The proof is in the games, PC games always look better. Always.

Most consoles use PC derived parts anyway, the Xbox 360 for instance used a Radeon x19xx/2900 series semi-custom hybrid GPU, it wasn't more powerful than what PC gamers had at the time.
PC Gamers also have the option of multiple cards.


The fact of the matter is... AMD's Graphics Core Next GPU/architecture is old.
That particular GPU architecture was already a few years old when the current consoles launched, it was already past it's use-by-date.

AMD has done some re-organizing and refocusing recently to try and become competitive again, hopefully that means a new GPU architecture more often, having the same cards on the market for 5~ years has been unprecedented.

The consoles *could* have been faster if AMD spent more money in R&D, but AMD is doing it tough I am afraid.
Ironically even PC gamers are turning away from them which has impacted AMD's bottom line and ability to compete.

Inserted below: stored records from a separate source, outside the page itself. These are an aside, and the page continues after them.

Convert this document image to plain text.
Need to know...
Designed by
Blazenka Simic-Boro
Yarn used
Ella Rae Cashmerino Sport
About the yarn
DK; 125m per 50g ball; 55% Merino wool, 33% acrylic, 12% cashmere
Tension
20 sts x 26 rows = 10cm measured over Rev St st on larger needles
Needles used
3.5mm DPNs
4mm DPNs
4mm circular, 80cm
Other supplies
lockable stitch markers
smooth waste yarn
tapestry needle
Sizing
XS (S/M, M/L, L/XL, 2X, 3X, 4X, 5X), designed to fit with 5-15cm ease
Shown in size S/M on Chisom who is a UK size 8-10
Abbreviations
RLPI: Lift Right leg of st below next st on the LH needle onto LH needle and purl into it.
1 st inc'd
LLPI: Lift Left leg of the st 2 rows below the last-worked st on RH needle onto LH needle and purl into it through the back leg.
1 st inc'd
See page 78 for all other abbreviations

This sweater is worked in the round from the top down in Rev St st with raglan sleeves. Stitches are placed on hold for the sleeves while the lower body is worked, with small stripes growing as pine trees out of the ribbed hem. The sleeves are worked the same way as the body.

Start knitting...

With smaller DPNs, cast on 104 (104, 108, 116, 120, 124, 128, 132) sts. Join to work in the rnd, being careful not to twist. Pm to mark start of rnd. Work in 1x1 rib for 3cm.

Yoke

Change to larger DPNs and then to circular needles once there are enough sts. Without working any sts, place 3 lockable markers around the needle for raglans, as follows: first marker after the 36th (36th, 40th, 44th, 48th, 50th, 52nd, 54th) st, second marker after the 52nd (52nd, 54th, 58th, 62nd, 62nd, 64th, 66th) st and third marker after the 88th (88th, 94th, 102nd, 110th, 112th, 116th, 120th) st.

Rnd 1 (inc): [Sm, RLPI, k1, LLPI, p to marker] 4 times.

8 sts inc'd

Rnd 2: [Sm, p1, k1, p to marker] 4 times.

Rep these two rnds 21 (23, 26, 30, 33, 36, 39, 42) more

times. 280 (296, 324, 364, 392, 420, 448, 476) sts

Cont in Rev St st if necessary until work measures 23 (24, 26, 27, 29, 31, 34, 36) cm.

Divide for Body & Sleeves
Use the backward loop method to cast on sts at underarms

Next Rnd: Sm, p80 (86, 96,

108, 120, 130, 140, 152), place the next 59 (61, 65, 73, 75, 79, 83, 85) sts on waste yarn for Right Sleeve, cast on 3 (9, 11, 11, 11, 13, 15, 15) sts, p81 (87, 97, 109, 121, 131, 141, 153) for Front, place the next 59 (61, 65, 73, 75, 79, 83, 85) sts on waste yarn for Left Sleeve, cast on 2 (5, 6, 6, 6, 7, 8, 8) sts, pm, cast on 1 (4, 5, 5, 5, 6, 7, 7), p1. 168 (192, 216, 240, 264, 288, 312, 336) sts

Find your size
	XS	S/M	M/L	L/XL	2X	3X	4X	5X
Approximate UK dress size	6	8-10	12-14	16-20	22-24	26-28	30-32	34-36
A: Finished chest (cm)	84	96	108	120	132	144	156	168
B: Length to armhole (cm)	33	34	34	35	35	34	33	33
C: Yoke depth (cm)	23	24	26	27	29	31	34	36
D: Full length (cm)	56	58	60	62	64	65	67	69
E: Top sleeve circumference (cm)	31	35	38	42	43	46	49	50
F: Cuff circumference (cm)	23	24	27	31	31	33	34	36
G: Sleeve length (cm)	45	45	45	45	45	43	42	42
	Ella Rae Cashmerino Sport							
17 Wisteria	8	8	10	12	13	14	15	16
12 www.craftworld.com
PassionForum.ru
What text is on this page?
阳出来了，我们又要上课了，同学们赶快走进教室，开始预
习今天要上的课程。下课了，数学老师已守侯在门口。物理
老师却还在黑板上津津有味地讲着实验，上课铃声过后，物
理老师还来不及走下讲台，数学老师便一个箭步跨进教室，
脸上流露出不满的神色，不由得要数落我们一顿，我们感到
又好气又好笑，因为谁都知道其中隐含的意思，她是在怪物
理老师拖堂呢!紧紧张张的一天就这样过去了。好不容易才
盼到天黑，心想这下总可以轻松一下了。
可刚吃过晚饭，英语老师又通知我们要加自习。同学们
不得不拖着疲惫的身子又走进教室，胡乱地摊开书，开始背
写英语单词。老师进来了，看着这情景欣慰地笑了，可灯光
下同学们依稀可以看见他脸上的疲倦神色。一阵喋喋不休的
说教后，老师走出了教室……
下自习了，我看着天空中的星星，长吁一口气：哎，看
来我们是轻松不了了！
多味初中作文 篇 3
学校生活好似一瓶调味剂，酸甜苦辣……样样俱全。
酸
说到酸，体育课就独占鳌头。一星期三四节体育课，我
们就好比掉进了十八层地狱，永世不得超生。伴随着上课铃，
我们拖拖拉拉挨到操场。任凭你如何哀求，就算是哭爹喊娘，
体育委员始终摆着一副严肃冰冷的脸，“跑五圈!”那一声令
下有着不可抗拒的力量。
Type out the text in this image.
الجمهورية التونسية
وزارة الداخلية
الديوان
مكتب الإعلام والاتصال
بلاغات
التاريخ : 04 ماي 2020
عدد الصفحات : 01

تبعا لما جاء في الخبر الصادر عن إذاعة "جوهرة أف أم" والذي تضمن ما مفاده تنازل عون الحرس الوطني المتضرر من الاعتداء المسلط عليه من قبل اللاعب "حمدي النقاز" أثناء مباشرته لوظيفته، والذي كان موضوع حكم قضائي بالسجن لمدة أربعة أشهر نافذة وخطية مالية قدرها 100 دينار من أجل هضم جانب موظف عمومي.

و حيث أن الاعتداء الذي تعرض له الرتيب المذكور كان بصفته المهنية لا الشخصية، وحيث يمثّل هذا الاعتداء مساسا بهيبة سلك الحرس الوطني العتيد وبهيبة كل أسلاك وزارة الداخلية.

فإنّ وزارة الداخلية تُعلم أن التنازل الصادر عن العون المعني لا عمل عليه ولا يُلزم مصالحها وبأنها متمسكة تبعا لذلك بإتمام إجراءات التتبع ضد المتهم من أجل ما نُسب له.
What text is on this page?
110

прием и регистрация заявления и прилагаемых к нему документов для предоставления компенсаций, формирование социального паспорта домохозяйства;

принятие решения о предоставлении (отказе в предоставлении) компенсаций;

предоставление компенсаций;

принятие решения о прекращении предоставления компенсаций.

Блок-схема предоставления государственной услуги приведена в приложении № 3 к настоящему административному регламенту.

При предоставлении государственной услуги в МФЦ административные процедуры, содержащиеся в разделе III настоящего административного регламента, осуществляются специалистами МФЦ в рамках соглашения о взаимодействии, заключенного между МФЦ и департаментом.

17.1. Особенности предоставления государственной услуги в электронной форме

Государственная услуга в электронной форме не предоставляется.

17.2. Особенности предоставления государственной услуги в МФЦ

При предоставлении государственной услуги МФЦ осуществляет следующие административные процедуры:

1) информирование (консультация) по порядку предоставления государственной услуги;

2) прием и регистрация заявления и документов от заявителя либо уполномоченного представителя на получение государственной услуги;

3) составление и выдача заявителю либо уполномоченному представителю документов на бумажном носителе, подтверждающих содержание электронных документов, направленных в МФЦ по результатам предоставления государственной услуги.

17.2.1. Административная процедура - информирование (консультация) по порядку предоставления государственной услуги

A very long time ago consoles where pretty different and relied on custom chips>not as versatile as PC hardware back then but could achieve things a PC couldn't or only a ten times more expensive PC could.

With PC-HW getting more and more features like 2D acceleration, 3D acceleration, more and more capabilities like HW-T&L, shaders... that slowly vanished, though fast hardware stayed expensive.

 

About consoles price and power:

360 and PS3 where massively subsidized, one reason of the long time losses MS and Sony made. Ad the RoD to that, cost tons of money again.

More power also means more heat and energy consumption, likely a bigger console and/or louder fan.

 

Let's look at the PS4, it's smaller, more powerful at least GPU-wise so:

2x GPU power would roughly mean 2x the power consumption if you're going for shaderunits. If you're going for clock speed it's even worse. Then you need a more powerful CPU to actually feed that GPU and because putting more and more cores into a CPU doesn't make that much sense it possibly would be about clock speed at least to some degree.

So our console gets way more energy hungry>cooling gets bigger/more expensive and possibly louder, console gets bigger.

More die space for the APU needed>higher price per APU

Lower yield because of more failures per APU> higher price again

You need more memory bandwidth> wider bus and more expensive mainboard.

 

In the end  two times the power might make manufacturing more than two times expensive.